Some 12,000 New York City nurses are preparing to strike this month at seven local hospitals unless negotiators reach an agreement in ongoing contract talks.
Nurses delivered 10-day strike notices at facilities this weekend as hospital executives failed to settle the contracts, which may mean that nurses in the city will go on strike beginning Jan. 9.
Nancy Hagans, a registered nurse at Brooklyn’s Maimonides Medical Center and president of the New York State Nurses Association, said the nurses have no option but to strike.
“Unfortunately, after months of negotiations, our bosses have given us no other option than to exercise our right to strike,” she said.
“Striking is always a last resort, and we will continue to work around the clock to try to settle our contracts by January 9. But we are prepared to strike if our bosses give us no other option.
“We have been through hell, risking our lives throughout the pandemic, and yet our bosses are still fighting against COVID nurse heroes. We don’t need anyone to clap for us now. We need fair union contracts that protect nurses and our patients.”
So far, nearly 4,000 New York State Nurses Association nurses at NewYork-Presbyterian Hospital reached a tentative agreement on a what the union said was a “fair contract” late on Saturday Dec. 31, hours before their contract expired and one day after delivering a 10-day notice to strike to hospital management.
But talks are still continuing with no agreement yet in sight at BronxCare Health System, Flushing Hospital Medical Center, Maimonides Medical Center, Montefiore Bronx, Mount Sinai Hospital, Mount Sinai Morningside and West, and Richmond University Medical Center.
Nurses said they have been sounding the alarm for months about the short-staffing crisis that puts patients at risk, especially during a tripledemic of COVID, RSV and flu.

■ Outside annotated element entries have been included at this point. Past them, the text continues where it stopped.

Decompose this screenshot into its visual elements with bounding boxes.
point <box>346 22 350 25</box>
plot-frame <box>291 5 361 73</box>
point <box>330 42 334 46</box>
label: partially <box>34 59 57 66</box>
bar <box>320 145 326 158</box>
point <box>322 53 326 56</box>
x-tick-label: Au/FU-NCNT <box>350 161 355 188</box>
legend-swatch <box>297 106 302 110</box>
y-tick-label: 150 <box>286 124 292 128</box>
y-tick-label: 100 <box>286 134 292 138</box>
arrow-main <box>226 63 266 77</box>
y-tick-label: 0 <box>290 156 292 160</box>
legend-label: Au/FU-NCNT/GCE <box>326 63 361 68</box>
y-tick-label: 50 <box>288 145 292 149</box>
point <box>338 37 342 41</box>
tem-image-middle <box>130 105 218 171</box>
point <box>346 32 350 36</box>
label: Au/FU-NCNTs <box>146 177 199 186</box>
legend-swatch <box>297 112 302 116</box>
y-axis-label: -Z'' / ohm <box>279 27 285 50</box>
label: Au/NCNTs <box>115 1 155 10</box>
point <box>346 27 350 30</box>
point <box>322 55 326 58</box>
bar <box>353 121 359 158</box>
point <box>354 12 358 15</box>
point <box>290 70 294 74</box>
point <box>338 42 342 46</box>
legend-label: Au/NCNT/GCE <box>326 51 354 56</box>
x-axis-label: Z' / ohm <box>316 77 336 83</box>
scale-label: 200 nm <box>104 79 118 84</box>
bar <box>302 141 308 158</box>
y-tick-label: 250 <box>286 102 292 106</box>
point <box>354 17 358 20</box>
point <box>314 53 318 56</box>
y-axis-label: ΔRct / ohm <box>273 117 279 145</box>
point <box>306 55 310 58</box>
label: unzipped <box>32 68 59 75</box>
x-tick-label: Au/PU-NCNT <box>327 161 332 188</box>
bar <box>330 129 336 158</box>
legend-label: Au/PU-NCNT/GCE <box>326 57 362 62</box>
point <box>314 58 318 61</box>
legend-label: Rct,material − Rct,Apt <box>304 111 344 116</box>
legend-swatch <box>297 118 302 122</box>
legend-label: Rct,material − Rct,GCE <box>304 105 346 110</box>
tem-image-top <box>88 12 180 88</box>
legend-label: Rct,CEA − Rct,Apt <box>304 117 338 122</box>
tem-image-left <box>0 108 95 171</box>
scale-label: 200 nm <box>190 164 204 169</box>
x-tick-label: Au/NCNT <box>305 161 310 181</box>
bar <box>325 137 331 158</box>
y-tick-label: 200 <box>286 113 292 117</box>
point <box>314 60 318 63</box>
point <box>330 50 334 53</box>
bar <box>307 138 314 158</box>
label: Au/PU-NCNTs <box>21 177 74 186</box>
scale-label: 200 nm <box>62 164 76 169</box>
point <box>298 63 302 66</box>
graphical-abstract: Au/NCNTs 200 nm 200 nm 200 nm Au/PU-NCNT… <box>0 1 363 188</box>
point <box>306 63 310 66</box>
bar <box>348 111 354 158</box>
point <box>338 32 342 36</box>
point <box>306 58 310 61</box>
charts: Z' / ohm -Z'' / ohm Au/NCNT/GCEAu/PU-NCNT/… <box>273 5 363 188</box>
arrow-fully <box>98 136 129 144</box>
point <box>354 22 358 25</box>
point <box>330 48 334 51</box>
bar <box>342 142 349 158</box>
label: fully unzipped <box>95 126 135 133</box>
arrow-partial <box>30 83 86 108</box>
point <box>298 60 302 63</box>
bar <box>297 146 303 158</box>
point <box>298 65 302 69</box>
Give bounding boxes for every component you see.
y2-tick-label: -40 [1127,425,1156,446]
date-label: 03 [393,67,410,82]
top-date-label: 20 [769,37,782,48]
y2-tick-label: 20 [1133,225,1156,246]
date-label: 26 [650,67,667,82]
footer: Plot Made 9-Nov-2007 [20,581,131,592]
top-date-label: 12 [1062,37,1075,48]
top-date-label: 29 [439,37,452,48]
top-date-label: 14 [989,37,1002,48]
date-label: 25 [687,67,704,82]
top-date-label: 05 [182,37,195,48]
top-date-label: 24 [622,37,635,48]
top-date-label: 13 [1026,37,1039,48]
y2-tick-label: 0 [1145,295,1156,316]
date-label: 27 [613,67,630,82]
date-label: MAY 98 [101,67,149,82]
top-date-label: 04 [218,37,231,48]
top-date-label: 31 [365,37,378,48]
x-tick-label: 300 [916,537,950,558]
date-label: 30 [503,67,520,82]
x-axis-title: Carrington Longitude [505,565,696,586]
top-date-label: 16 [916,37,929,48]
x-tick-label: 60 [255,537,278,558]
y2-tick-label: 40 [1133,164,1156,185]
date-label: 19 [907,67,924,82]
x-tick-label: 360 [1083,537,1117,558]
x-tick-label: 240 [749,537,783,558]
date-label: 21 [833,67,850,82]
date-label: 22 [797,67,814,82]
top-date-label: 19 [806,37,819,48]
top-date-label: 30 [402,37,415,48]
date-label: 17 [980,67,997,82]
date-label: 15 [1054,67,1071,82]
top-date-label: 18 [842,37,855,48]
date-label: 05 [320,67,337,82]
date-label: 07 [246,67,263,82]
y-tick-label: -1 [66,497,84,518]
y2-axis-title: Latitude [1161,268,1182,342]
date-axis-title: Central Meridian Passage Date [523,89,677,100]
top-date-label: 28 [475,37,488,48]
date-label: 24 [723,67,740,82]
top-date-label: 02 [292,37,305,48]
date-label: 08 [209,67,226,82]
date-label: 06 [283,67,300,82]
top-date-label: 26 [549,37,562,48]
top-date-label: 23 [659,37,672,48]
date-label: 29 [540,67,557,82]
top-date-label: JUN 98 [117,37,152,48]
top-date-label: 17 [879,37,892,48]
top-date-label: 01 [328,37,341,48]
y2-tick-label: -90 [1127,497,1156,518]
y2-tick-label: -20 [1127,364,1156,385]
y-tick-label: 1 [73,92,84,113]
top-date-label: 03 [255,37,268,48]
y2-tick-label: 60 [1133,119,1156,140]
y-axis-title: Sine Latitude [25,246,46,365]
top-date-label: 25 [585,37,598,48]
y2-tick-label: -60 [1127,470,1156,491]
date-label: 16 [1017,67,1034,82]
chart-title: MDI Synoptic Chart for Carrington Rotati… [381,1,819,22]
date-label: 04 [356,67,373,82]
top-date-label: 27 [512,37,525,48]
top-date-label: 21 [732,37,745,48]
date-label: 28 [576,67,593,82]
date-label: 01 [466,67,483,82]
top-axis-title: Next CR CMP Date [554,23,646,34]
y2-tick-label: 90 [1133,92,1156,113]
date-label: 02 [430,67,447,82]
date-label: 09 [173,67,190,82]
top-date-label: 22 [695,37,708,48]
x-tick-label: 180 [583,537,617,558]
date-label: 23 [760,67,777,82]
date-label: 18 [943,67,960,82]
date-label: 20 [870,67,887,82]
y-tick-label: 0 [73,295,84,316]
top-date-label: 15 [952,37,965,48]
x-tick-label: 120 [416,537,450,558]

The nurses said hospitals aren’t doing enough to keep caregivers at the bedside, and have in some cases violated union rights, spied on and interrogated nurses about union activity and tried to silence nurses from speaking out about understaffing.
The NYSNA union, which represents more than 42,000 nurses in New York State alone, said that it will “continue to bargain non-stop” until January 9 in hopes of reaching agreements.
NYSNA is an affiliate of National Nurses United (which has more than 225,000 members nationwide), AFL-CIO, the country’s largest and fastest-growing union and professional association of registered nurses.